Menurut saya, inilah dasar yang
membedakan filsafat dengan kewahyuan. Ketika kewahyuan (yang nantinya saya
jelaskan dengan lebih mendetail pada paragraf selanjutnya) dianggap sebagai “informasi
langit” yang sebenarnya tidak diperbolehkan untuk direvisi ataupun
dirubah-rubah, namun seharusnya dapat dikuatkan oleh fakta yang dapat dinilai
dengan ilmu pengetahuan. Berbeda dengan filsafat yang memang harus membuka
lebar-lebar pintu dan jendela revisi karena keterbatasan pemikiran manusia
sendiri dalam mengolah masalah-masalah yang segudang banyaknya di dunia ini.
Masuk aspek selanjutnya tentang
kewahyuan. Kewahyuan dianggap sebagai informasi dari langit (atau dari Tuhan) yang
dibawa oleh seorang tokoh dan mempengaruhi masyarakat. Di dalam aspek kewahyuan
ini seharusnya memang di tutup celah-celah revisi oleh manusia karena anggapan
informasi dari langit adalah informasi yang bersumber dari “Maha Tahu” dan “Maha
Memahami” yang seharusnya tingkatan kesempurnaannya lebih tinggi daripada
tingkat pemikiran manusia yang penuh dengan keterbatasan. Di dalam aspek
kewahyuan ini juga di kenal aspek ibadah yang saya anggap sebagai “suruhan”
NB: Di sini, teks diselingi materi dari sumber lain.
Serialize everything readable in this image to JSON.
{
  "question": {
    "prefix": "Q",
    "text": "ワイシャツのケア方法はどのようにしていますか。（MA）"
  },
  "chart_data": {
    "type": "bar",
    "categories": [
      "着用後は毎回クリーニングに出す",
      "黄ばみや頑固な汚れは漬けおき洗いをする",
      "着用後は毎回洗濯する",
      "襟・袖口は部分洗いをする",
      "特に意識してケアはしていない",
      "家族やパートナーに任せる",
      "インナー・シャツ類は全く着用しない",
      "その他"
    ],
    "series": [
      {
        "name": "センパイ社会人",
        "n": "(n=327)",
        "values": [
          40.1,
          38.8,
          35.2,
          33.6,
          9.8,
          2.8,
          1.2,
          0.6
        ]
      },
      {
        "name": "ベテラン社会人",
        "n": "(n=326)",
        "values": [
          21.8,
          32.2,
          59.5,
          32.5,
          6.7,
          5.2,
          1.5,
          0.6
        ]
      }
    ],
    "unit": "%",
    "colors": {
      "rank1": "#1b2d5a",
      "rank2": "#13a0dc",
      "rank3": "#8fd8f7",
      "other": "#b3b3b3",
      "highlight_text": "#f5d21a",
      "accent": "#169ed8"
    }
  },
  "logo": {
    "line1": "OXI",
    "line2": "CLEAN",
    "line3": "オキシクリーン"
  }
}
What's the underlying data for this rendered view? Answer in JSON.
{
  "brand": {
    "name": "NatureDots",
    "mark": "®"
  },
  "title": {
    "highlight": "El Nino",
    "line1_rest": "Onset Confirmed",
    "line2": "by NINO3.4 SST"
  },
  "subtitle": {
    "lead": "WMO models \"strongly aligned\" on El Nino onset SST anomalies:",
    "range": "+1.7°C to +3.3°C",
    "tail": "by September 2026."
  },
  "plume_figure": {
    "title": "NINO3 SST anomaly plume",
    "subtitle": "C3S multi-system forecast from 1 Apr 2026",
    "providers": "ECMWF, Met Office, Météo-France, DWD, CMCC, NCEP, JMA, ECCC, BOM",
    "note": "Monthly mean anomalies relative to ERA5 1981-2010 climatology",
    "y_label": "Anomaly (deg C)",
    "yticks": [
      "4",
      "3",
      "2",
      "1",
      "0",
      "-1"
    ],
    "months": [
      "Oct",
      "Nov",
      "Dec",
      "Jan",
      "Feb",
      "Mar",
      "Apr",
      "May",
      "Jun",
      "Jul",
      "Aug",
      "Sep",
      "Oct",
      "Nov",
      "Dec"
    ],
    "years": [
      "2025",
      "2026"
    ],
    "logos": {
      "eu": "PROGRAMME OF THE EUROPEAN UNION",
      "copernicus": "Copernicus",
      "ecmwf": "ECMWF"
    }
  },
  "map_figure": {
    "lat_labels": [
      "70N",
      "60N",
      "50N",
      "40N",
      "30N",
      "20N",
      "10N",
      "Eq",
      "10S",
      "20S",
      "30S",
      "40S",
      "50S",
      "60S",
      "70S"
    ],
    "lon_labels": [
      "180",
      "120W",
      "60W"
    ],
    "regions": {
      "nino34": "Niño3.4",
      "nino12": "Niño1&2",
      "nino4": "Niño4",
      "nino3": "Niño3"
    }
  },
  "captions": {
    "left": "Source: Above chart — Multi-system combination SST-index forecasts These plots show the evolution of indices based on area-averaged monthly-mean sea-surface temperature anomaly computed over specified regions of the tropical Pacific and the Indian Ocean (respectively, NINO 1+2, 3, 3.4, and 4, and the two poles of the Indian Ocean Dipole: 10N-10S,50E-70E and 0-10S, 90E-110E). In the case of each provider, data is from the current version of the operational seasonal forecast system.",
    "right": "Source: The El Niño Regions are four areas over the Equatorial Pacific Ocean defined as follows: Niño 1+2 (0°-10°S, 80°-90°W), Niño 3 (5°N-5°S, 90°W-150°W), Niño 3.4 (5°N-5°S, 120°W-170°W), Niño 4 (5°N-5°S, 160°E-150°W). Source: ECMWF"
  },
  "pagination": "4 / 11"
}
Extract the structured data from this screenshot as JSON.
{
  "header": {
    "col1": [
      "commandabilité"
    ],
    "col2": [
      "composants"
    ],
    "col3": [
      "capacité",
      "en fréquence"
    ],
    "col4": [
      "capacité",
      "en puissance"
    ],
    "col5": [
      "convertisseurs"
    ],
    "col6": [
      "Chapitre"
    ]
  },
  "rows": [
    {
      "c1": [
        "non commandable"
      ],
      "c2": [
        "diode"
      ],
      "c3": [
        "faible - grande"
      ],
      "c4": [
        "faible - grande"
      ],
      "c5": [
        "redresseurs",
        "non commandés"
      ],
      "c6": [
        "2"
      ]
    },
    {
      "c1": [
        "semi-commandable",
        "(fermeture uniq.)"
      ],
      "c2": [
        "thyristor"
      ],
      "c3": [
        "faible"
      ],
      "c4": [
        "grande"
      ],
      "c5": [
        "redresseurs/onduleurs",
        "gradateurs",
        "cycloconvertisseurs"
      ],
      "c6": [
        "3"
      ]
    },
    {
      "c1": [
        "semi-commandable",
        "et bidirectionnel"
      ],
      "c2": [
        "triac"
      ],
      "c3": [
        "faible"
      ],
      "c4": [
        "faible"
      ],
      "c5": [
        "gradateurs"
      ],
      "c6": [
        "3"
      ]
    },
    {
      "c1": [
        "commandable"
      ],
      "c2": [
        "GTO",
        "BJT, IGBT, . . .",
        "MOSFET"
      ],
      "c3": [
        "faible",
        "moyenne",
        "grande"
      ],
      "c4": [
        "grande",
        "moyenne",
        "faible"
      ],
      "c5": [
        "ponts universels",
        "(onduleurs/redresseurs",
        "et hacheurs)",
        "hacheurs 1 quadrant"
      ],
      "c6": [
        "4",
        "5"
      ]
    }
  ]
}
dari langit untuk mengerjakan sesuatu meskipun saya tidak mendapat timbal-balik
keuntungan langsung dan dapat terlihat secara nyata. Konsep ibadah ini didasari
karena adanya “kepercayaan” yang mendasarinya, jika tidak ada kepercayaan yang
mendasarinya ibadah menjadi hal-hal yang dianggap membuang-buang waktu saja.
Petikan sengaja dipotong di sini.